Surface-network simulation technology was first introduced in 1976.1 Although successfully applied in selected cases, the concept was not widely adopted because of the excessive additional computing demands on computers of that era. In those earlier applications, the time consumed by the facility calculations could actually exceed the reservoir calculations.2,3 As computer performance has increased by orders of magnitude, this has become less of an issue. Reservoir model sizes have increased dramatically with much finer grids that take advantage of the increased computer power, but there was no need for a corresponding increase in the size of the facility models.

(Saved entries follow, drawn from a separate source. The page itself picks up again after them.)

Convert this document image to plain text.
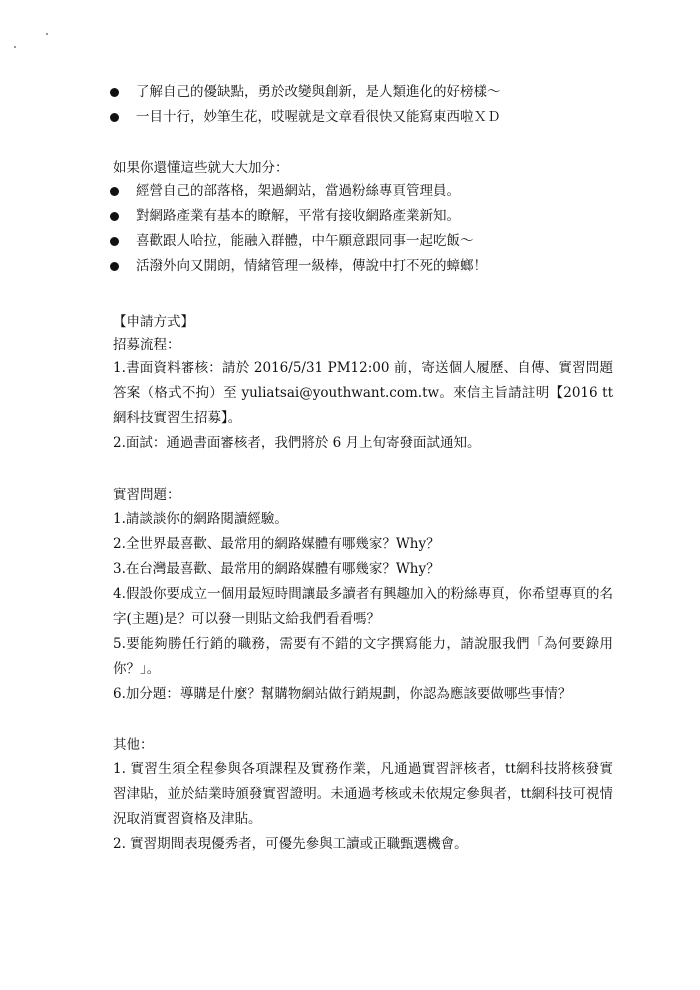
了解自己的優缺點，勇於改變與創新，是人類進化的好榜樣～
一目十行，妙筆生花，哎喔就是文章看很快又能寫東西啦ＸＤ
如果你還懂這些就大大加分：
經營自己的部落格，架過網站，當過粉絲專頁管理員。
對網路產業有基本的瞭解，平常有接收網路產業新知。
喜歡跟人哈拉，能融入群體，中午願意跟同事一起吃飯～
活潑外向又開朗，情緒管理一級棒，傳說中打不死的蟑螂！
【申請方式】
招募流程：

1.書面資料審核：請於 2016/5/31 PM12:00 前，寄送個人履歷、自傳、實習問題答案（格式不拘）至 yuliatsai@youthwant.com.tw。來信主旨請註明【2016 tt網科技實習生招募】。

2.面試：通過書面審核者，我們將於 6 月上旬寄發面試通知。

實習問題：

1.請談談你的網路閱讀經驗。

2.全世界最喜歡、最常用的網路媒體有哪幾家？Why？

3.在台灣最喜歡、最常用的網路媒體有哪幾家？Why？

4.假設你要成立一個用最短時間讓最多讀者有興趣加入的粉絲專頁，你希望專頁的名字(主題)是？可以發一則貼文給我們看看嗎？

5.要能夠勝任行銷的職務，需要有不錯的文字撰寫能力，請說服我們「為何要錄用你？」。

6.加分題：導購是什麼？幫購物網站做行銷規劃，你認為應該要做哪些事情？

其他：

1. 實習生須全程參與各項課程及實務作業，凡通過實習評核者，tt網科技將核發實習津貼，並於結業時頒發實習證明。未通過考核或未依規定參與者，tt網科技可視情況取消實習資格及津貼。

2. 實習期間表現優秀者，可優先參與工讀或正職甄選機會。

Today, with tightly coupled reservoir/wellbore/surface models, the facility calculations are a fairly small part of the overall computing time and there is considerable effort in the industry to build these types of systems.4,5
Chevron's current tightly coupled oilfield simulation system is CHEARS®***/PIPESOFT-2™****. CHEARS® is a fully implicit 3D reservoir simulator with black-oil, compositional, thermal, miscible, and polymer formulations. It has fully implicit dual porosity, dual permeability options, and unlimited multiple-level local grid refinement. PIPESOFT-2™ is a comprehensive multiphase wellbore/surface-network simulator. It has black-oil, compositional, CO2, steam, and non-Newtonian fluid capabilities. It can solve any type of complex nested looping, both surface and subsurface. The coupling is done at the wellbore completion interval, which is the natural domain boundary between the flow systems. We refer to our implementation as "tightly coupled" because information is dynamically exchanged directly between the simulators without any intermediate intervention. A simple representation of the interaction between the simulators is shown in Fig. 1.
Gorgon Field Example
The following is an example of how this technology is currently being used. The Gorgon field is a Triassic gas accumulation estimated to contain over 20 Tscf of gas, located 130 km offshore northwest Australia in 300 m of water (Fig. 2). It is currently undergoing development studies for an LNG project.
Field and Model Description.
The field is 45 km long and 9 km wide, and it comprises more than 2000 m of Triassic fluvial Mungaroo formation in angular discordance with a Jurassic-age unconformity. It has been subdivided into 11 vertical intervals (or zones) on the basis of regional sequence boundaries and depositional systems. These 11 zones were first modeled individually with an object-based modeling technique before being stacked into a 715-layer full-field geologic model.
This model was subsequently scaled up to a 46-layer reservoir simulation model, reducing the size of the model from 4.5 million cells to 290,000 cells. While the scaleup process preserved the original 11 zone boundaries, the majority of the layers were located in regions identified as key flow units. In addition to vertical subdivision, seismic and appraisal well data suggest structural compartmentalization, resulting in six major fault blocks. After deactivating appropriate cells, the final simulation model contained 50,000 active cells and was initialized with 35 independent pressure regions. Each of these regions corresponds to a single zone in a single fault block.